Geçmişte olan ilişki biçimi değiştiğinde birdenbire “işe yaramaz” ya da “rahatsız edici” olarak kabul ediliyorlar. Köpekleri bir düşünelim mesela. Binlerce değil, on binlerce yıl birlikte yaşadığımız için onları hayatımızın, kültürümüzün bir parçası haline getirdik. Mahallerin sınırlarını oluşturulmasında, sürülerin korumasında, atıkların yok edilmesinde, avlanmada insanların yardımcıları oldular. Sonra devir değişti. Belediyeler kuruldu, yollar herkesin erişimine açıldı, güvenlik sağlandı ve onları kamusal alanlardan dışlamaya, yok etmeye çalıştık. Eşekler de on binlerce yıldır insanları, yükleri, eşyaları, çöpleri taşıdılar. Tıpkı atlar, katırlar gibi. Şimdi onlarla ilişkimizi unuttuk. Kendi başlarına yaşamalarına bile tahammül edemiyoruz. Oysa doğal çevrelerine verilen zararlara rağmen hala varlıklarını sürdürebiliyorlarsa, yaban eşekleriyle birlikte yaşamak neden mümkün olmasın?
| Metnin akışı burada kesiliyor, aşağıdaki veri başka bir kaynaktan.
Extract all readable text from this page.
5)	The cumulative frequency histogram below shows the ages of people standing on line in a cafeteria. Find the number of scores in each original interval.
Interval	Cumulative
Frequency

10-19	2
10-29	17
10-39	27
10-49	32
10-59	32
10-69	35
Kıssadan hisse: “Çok af edersiniz, eşek” diyen kibarlık budalalarını hatırlatıyor, bana bu durum. Eşekler, bana kalırsa yalnızca budalaları affetmezler. O yok edilenler, insan olmayanlar öyle bir çifte vururlar ki, o zaman belki adil, eşitlikçi bir dünyanın herkes için gerekli olduğunu anlarız.